Wednesday, November 14, 2007

Student loan issue least for now

On the way home from work last night I finally got my husband to open up a bit about how he wants to handle his student loans. Turns out I was mistaken about what issues were driving him in his decisions.

I’m planning on having my student loan paid off by the end of the month. I’m on course to have this done, as I don’t think I’ll have any problem coming up with the roughly $1500 remaining on it out of the four paycheques we still have coming to us this month.

I’d planned on tackling his provincial loan next, which is currently about $4200 and must start to be repaid at the end of this month. I’ve previously written a rant a post about this loan. It has a somewhat lower interest rate than his larger Canada Student Loan (CSL), but it’s less accessible and much more irritating.

I can’t explain exactly why this loan bothers me so much. I think it’s the lack of control. I can’t look it up on the Internet or pull out the last statement to see exactly how much it’s worth at any given time. That drives me nuts. To the point that I want to use some of our emergency fund to pay it back in a lump sum, and then spend several months bringing the fund back up to $5000.

It turns out that my husband’s desire to pay back his larger CSL first was not driven by the larger interest rate, as I’d previously believed, but by the fact that he sees it as an albatross around his neck. The smaller provincial loan doesn’t bother him. He doesn’t see it as a problem or an issue, though he can’t quite explain why. He wanted to use the emergency fund money to make a large inroad into the CSL.

I balked at that. By using the fund to pay off the provincial loan, we’re completely getting rid of a monthly payment which means our absolutely required expenses will go down before I go on parental leave.

Current minimum payments are $50 (my loan) + $58 (provincial loan) + $181 (CSL) = $289. By getting rid of the two small loans, we’ll only be obligated to pay $181 a month.

I had every intention of putting at least $289 a month into the CSL until it’s gone, but I’ll feel much more comfortable if we have the ability to reduce payments if it becomes necessary.

So, we’ve compromised. I think my threat of making him call the Private Bank every month to get his provincial loan’s exact balance tipped the scales. I’m a meanie that way.

We’ll pay off my loan this month. We’ll pay off the provincial loan in full rather than signing up for monthly payments, and we’ll sign the CSL consolidation forms for $400 a month. Once the fund is back up to $5000, I’ll sock any extra money into the CSL.

My most loathed loan will be gone, he’ll see significant decreases in his most loathed loan, and the emergency fund will never drop below $1000. If we have income problems in the future, we can call the Private Bank and have them reduce withdrawals back down to $181.
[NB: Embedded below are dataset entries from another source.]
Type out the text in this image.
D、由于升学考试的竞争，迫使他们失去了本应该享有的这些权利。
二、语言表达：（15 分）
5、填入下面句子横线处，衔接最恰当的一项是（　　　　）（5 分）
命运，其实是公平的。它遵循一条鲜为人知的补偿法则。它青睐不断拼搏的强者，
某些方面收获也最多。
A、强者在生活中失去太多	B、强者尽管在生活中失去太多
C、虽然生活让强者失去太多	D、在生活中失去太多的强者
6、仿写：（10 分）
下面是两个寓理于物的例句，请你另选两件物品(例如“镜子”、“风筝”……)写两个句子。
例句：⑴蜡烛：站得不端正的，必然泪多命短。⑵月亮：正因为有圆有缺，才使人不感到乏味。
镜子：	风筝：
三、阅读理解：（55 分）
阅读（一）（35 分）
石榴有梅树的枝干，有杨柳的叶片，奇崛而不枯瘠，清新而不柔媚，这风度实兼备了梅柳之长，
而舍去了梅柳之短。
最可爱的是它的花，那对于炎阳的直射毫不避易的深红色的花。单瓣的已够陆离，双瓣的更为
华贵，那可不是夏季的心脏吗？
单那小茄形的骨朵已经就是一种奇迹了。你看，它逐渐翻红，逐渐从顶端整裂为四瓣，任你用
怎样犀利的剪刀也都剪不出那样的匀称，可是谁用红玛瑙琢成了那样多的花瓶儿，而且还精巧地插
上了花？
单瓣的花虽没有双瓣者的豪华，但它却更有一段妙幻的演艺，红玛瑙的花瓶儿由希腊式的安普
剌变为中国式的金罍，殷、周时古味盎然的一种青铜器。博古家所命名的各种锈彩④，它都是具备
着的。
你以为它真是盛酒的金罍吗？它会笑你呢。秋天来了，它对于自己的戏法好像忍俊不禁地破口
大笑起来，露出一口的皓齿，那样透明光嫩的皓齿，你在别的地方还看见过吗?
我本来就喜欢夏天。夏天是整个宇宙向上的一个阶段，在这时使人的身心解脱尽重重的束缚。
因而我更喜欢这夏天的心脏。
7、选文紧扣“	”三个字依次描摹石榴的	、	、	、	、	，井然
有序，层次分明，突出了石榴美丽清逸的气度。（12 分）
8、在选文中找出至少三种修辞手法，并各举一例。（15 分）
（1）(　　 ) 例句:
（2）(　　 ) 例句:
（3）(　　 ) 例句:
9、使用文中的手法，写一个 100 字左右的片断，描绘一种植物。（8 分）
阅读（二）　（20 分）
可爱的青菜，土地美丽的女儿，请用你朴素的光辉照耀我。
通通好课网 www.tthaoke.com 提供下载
It’s not perfect, but we can both live with it, and that’s what’s important.

Anyone else discover that they were looking at their debt issues in a completely different way than their partner? Did you resolve it? And if you did, how?


The Chef said...

Nice post, I too have a student loan for quite a while now, I am regularly paying interest on that though no principal payment. I wan to create assets first and then to pay my students loan

Fecundity said...

Thanks very much for the comment.

What you do first financially really depends on your current goals and desires.

We already have a house, a small retirement savings and some stocks. We both have comfortable incomes. We have no credit card debt. We're starting a family in (checks watch) seven months, and so it's become very important to us to get rid of (or at least significantly reduce) the last of our 'bad' debt.

Our expenses will go up when the baby arrives, and I want to reduce the avoidable ones as much as possible. Just in case.

Your goals are probably different, but keep in mind that while you're only paying interest, you're doing nothing for your net worth. The loan continues to sit there, never getting smaller. Even a small increase in payment can make a difference. $5 a month extra gets you started on the principal. That's about Rs 200. Or just 100, or 50 if that's all you can afford. Whatever amount you choose, if you can set it up to transfer out of your bank automatically on payday, you'll never notice it's gone.

I think my husband may already be planning a CSL statement bonfire when it's finally gone. I imagine there will be dancing involved. Really really bad dancing.

Maybe I'll buy another fire extinguisher. Just in case.